Envolvió el cadáver con el manto de San Atanasio y, sacándolo fuera para enterrarle, se encontró que no tenía una herramienta para poder escavar la sepultura. Estando perplejo y confuso sin saber que hacer, vio salir de la maleza unos leones y de momento se sobresaltó. Cerró los ojos encomendándose a Dios mientras los leones se acercaban. Se acercaron los leones al cadáver de Pablo, y rugiendo como doliéndose de su muerte, de pronto se ponen a escarbar en el suelo con sus patas, y en un momento abrieron un hueco suficiente para la sepultura de Pablo. Luego, moviendo la cola y haciendo unos gestos cariñosos, se despidieron de Antonio y se fueron por donde habían venido.

Cogió entonces Antonio el cuerpo de Pablo, y, envuelto como estaba con el manto de San Atanasio, lo colocó en la sepultura y le arrastró la tierra encima. Aquella noche la pasó Antonio en oración junto a la sepultura de Pablo. Al día siguiente entró Antonio en la cueva que había habitado Pablo para ver si encontraba alguna pertenencia que pudiera llevarse de recuerdo. Sólo encontró una túnica hecha de hojas de palma, tejida por las manos de Pablo. La recogió como si se tratara de una apreciada joya y se la llevó de recuerdo.
 
Murió San Pablo de Tebas el año 342 a la edad de 113 años habiendo vivido en la soledad del desierto 88 años sin más compañía que las fieras. Catorce años después, concretamente el año 356, moría San Antonio Abad, a los ciento cinco años de edad.

Sintiendo Antonio que se aproximaba su fin, mandó llamar a dos monjes que tenía a su servicio y, dándoles los últimos consejos, les prohibió que después de muerto le hiciesen el más mínimo honor a su cuerpo, queriendo que fuese enterrado en la tierra en algún lugar desconocido, para que así todos le olvidasen.

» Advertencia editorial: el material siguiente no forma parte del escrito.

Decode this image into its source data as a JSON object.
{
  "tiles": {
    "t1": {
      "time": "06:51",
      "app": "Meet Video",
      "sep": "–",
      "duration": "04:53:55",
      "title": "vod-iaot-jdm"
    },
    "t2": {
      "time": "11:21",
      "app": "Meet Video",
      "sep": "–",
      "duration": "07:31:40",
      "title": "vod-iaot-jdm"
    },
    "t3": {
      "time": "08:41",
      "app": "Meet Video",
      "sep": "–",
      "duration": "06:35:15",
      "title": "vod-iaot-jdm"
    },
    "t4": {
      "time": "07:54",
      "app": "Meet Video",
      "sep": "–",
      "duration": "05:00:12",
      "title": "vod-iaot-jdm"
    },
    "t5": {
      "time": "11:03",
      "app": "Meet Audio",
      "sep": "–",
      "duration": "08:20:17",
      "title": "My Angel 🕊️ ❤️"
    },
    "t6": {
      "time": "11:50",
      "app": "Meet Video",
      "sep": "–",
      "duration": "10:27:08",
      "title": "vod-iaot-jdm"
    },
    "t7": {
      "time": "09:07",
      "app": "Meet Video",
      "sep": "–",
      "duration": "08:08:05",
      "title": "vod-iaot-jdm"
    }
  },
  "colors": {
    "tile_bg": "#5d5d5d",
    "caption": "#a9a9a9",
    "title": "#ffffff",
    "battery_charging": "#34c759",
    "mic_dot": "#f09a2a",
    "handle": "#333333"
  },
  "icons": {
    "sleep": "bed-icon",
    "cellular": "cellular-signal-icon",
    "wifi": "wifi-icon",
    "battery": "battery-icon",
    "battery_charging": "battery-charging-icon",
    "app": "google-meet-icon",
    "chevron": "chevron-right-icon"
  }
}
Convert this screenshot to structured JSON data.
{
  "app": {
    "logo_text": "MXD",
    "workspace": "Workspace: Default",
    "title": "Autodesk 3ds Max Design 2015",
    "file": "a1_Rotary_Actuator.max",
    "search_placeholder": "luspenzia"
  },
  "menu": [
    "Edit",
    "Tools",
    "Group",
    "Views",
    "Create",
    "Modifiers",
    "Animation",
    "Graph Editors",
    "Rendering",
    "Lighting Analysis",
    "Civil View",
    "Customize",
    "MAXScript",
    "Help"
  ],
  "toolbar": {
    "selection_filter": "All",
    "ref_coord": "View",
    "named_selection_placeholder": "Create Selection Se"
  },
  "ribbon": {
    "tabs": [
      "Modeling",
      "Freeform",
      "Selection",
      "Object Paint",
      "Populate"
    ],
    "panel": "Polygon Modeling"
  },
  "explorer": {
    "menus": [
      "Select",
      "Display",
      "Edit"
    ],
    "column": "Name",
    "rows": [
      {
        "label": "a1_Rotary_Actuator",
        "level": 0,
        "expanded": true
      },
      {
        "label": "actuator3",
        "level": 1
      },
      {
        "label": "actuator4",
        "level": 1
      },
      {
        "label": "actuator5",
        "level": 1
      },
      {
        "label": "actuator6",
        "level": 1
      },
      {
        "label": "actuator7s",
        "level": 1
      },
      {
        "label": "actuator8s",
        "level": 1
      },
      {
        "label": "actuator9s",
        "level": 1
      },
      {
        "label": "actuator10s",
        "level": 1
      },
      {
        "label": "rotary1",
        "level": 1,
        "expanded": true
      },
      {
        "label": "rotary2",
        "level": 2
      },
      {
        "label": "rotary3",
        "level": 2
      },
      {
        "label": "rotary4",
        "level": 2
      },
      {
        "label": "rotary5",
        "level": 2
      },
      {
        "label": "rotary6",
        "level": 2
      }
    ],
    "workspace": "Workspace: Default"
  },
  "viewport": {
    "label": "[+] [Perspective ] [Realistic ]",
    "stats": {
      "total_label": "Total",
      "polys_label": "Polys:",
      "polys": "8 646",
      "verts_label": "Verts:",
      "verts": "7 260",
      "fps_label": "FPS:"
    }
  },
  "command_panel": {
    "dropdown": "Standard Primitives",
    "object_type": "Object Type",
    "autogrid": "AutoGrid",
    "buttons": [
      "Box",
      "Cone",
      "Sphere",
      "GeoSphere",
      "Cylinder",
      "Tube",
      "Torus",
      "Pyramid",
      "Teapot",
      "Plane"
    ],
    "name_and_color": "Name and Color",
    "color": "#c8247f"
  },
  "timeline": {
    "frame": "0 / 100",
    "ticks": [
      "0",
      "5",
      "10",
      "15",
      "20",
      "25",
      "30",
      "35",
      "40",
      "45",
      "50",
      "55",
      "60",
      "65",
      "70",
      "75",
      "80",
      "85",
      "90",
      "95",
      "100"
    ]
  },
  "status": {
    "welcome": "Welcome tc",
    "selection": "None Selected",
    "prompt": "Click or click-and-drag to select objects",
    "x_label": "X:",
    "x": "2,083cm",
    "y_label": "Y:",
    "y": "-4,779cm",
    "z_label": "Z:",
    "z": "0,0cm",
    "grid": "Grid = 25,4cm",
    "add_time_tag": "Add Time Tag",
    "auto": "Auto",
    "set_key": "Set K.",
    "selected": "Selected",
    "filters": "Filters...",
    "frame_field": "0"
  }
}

Desde los más remotos tiempos es invocado San Antonio como abogado de los animales domésticos, encomendando a él su cuidado y salud, obrándose numerosos milagros por su intercesión. En todo el mundo los campesinos encomiendan sus ganados al cuidado del Santo, colocando su imagen en las granjas y poniendo siempre bajo su cuidado a todos los animales enfermos. De esta tradición proviene el que la imagen del Santo siempre se halla acompañada de algún animal y los santuarios en su honor se hallan extendidos por todo el mundo, y principalmente en los medios rurales donde abunda el ganado.